Yurt içinde yaşanan siyasi gerilimin Türkiye ekonomisini etkilediği şu günlerde olumlu sayılabilecek tek olay yurt dışındaki tedirginliğin bir miktar azalması oldu. Pazartesi ve Salı günü ABD borsaları olumsuz seyrettiyse de beklenen seviyelerin üzerinde açıklanan birkaç veri ile beraber UBS ve Lehman Brothers gibi mortgage sektöründe zarar görmüş iki önemli bankanın kolaylıkla yeni finansman bulmaları piyasalar tarafından bir hayli olumlu karşılandı. Buna rağmen tarım dışı istihdam rakamlarının üç aydır eksi seyretmesi ABD’nin bir resesyonun içinde bulunduğu görüşünü bir miktar destekler nitelikte. Sonuç olarak ABD borsaları geçen haftayı ondan evvelki hafta bulunduğu seviyelerin üzerinde kapadı. Böyle gelişmeler yaşanınca piyasayı yakın takip eden insanların aklına bu aralar kritik bir soru geliyor. Yurtdışı piyasalarda birkaç aydır süren olumsuz hava dindi mi? Aşağı yönlü ivmeli hareketlerin bir düzeltmesi olduğunu daha evvel söylemiştim. Geçmiş tarihlerde, borsanın uzun süreler aşağı yönlü hareket ettiği dönemlerde bir tane yükseliş hareketinin ardından tekrar düşüş trendinin devam ettiğini gözlemledim. Şu an içinde bulunduğumuz bu olumlu havanın sebebi finansal piyasalarda Bear Stearns’ün yaşadığı problemlerin diğer yatırım bankalarının yaşamayacağı görüşünün piyasada yavaş yavaş oturması. Bu konuda görüş belirtmek için henüz erken fakat daha birkaç önce UBS’in mortgage varlıkları yüzünden sadece ilk çeyrekte 12 milyar USD tutarında bir zarar yazdığını unutmamak gerekiyor. Dolayısıyla yatırımcılar banka ve yatırım bankalarının en büyüklerinden olan Merrill Lynch ve Citibank’ın bu ayın sonlarında açıklayacağı şirket karlılık rakamlarını dikkatle takip edecektir. Ayrıca piyasa oyuncularının herhangi bir resesyonda ABD tüketicisinin durumunu görmek ve etkilerini hissetmek için önemli ve büyük perakende şirketlerin ilk çeyrek karlılıklarına bakması gerek. Bu haberlerin de piyasaları etkileyeceğine kesin gözüyle bakıyorum.

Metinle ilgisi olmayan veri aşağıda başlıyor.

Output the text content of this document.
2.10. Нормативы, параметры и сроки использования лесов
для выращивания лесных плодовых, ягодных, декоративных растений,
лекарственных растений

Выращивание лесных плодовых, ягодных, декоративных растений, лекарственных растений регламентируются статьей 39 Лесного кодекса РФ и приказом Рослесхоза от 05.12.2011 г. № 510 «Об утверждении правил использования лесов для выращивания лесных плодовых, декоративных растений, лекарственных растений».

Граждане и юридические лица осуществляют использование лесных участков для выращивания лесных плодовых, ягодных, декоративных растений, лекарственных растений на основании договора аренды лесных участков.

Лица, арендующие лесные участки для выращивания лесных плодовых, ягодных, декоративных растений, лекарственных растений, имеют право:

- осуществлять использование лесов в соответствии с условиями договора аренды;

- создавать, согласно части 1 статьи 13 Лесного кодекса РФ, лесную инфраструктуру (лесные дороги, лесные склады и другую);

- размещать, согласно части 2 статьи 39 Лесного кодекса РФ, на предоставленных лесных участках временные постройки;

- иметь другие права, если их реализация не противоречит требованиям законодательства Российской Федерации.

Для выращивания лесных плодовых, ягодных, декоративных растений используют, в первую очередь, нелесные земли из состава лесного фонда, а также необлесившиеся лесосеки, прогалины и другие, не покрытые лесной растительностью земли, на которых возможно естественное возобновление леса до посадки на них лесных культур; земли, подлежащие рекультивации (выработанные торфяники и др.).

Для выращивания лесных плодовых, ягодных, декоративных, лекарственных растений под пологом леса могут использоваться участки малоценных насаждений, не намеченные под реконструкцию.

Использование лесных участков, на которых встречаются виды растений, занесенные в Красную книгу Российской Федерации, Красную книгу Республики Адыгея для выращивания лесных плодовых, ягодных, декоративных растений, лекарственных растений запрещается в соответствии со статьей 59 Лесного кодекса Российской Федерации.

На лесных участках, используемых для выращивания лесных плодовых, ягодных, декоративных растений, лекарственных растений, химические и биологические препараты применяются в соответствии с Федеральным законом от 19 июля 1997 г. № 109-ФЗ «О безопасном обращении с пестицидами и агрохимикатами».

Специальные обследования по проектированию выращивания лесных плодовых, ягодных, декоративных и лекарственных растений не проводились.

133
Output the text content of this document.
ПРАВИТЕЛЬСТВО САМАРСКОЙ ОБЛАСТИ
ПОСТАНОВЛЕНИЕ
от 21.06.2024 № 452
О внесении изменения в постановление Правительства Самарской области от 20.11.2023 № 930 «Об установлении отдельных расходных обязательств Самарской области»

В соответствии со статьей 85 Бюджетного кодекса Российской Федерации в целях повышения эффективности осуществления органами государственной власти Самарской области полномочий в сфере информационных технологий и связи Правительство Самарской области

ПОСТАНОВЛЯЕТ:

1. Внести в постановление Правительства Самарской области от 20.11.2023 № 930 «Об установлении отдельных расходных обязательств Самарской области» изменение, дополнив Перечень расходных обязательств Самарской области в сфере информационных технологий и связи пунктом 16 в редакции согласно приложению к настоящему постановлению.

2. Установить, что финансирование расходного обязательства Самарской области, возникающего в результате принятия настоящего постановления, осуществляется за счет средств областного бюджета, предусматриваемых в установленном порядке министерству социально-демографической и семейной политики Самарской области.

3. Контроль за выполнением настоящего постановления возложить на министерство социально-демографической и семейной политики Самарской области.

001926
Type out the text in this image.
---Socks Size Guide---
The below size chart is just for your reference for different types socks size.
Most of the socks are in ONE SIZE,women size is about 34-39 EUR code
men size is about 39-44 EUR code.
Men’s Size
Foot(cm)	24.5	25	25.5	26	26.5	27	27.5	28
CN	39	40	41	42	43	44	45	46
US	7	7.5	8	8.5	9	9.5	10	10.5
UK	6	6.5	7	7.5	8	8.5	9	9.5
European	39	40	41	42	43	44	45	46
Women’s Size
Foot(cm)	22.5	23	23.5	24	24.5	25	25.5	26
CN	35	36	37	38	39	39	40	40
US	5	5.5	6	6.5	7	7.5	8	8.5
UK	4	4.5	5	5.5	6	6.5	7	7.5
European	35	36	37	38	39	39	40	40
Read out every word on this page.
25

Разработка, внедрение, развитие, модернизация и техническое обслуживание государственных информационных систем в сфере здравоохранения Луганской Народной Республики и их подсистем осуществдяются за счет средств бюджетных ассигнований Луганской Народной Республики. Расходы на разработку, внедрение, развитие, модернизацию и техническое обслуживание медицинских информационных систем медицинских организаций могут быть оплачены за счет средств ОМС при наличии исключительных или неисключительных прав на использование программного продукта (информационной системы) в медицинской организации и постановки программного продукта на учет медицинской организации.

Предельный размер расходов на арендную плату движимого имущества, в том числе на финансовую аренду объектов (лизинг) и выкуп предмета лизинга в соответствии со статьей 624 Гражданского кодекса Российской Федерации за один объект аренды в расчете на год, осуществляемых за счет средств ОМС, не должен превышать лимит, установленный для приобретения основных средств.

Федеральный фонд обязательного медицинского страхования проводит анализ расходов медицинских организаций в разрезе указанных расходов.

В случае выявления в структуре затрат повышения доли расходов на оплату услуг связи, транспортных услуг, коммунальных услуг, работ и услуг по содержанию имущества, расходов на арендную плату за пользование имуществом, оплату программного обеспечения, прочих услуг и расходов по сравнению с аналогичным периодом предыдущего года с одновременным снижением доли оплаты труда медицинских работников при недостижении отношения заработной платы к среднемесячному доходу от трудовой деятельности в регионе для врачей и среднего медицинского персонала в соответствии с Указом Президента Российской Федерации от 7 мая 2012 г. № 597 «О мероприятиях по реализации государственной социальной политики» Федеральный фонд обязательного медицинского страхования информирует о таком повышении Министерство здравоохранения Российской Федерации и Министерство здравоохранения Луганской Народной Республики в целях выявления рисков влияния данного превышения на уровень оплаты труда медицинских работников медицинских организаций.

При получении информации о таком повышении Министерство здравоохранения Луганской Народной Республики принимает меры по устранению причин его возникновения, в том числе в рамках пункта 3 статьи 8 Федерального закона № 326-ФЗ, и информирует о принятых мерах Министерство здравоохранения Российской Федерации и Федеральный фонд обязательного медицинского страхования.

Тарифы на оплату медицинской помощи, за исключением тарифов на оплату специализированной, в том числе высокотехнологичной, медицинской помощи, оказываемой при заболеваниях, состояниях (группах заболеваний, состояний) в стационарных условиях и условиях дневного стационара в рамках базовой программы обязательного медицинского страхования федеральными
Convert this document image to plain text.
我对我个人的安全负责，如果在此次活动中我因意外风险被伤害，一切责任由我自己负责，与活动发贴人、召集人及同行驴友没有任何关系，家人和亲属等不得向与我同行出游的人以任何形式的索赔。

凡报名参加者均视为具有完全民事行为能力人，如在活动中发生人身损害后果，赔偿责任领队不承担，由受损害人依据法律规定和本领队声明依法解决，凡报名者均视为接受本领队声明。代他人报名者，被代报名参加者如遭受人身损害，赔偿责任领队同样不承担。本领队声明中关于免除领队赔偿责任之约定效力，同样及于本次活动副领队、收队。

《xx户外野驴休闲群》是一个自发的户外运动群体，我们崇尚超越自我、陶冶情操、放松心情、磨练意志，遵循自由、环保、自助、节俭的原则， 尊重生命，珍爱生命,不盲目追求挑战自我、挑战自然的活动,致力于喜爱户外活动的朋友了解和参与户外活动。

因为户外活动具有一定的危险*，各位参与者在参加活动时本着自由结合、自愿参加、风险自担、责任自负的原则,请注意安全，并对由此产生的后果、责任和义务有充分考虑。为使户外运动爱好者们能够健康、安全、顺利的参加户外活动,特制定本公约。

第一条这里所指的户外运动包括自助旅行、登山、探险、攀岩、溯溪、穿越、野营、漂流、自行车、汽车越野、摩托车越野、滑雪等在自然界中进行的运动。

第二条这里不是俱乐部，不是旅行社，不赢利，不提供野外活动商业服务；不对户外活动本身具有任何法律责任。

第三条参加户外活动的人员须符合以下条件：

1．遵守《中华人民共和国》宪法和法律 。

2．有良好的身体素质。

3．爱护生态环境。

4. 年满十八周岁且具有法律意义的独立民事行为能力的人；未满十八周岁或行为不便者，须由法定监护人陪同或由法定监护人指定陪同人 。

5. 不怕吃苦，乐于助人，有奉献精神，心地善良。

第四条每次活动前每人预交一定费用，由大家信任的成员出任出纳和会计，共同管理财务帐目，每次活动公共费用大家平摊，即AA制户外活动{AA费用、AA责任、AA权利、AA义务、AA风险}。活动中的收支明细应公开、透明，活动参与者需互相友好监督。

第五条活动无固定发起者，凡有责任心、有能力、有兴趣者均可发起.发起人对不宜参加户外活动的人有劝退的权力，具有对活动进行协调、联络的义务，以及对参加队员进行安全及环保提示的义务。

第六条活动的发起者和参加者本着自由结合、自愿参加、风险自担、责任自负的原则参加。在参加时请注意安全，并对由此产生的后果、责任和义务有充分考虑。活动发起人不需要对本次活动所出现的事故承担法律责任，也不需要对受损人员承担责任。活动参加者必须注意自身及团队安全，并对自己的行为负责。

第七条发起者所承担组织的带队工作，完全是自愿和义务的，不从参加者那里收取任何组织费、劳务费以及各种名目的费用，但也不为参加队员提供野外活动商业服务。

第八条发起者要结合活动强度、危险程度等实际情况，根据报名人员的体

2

Yurt içine baktığımızda yurt dışındaki olumlu havanın etkisiyle borsa ve kurlarda hafta sonuna doğru bir toparlanma gözlendiğini belirtmeliyim. Buna rağmen bu hafta S&P’nin Türkiye’nin görünüm notunu durağandan negatife çekmesi ve yine aynı gün deklare edilen Mart ayı enflasyon rakamlarının çok yüksek açıklanması piyasaları bu olumluluk sayesinde fazla etkilemedi. Anayasa mahkemesinin AKP için kapatma davasını da bu gelişmelerin üzerine eklediğimizde şu an Türkiye için durum hiç de iç açıcı değil. Dolayısıyla önümüzdeki günlerde yurt içi piyasalarda herhangi beklenmedik bir gelişme olmaması durumunda kısa vadede Türkiye piyasalarında olumsuz havanın devamı söz konusu olabilir.

Sonuç olarak yurtdışı piyasaların son gelişmelerle biraz yatıştığını ve piyasa oyuncularının son iki haftadır risk iştahının artmaya başladığını gözlemlemekteyiz. Buna rağmen Türkiye’nin şu an içinde bulunduğu durum sebebiyle bu gelişmelerin etkilerini yurt içinde çok daha kısıtlı olarak hissettik. Şu an için yurt dışında yaşanan olumlu havanın ne kadar devam edeceğini kestirmek zor. Birkaç haber ve veri tekrar piyasaları bozabilir. Böyle bir gelişme yaşanması durumunda siyasi ve ekonomik gelişmelerin ardından şu an kısa vadede yatırım yapılması en riskli gelişmekte olan ülkelerden biri olarak gösterilen Türkiye bu olaydan fazlaca etkilenecektir.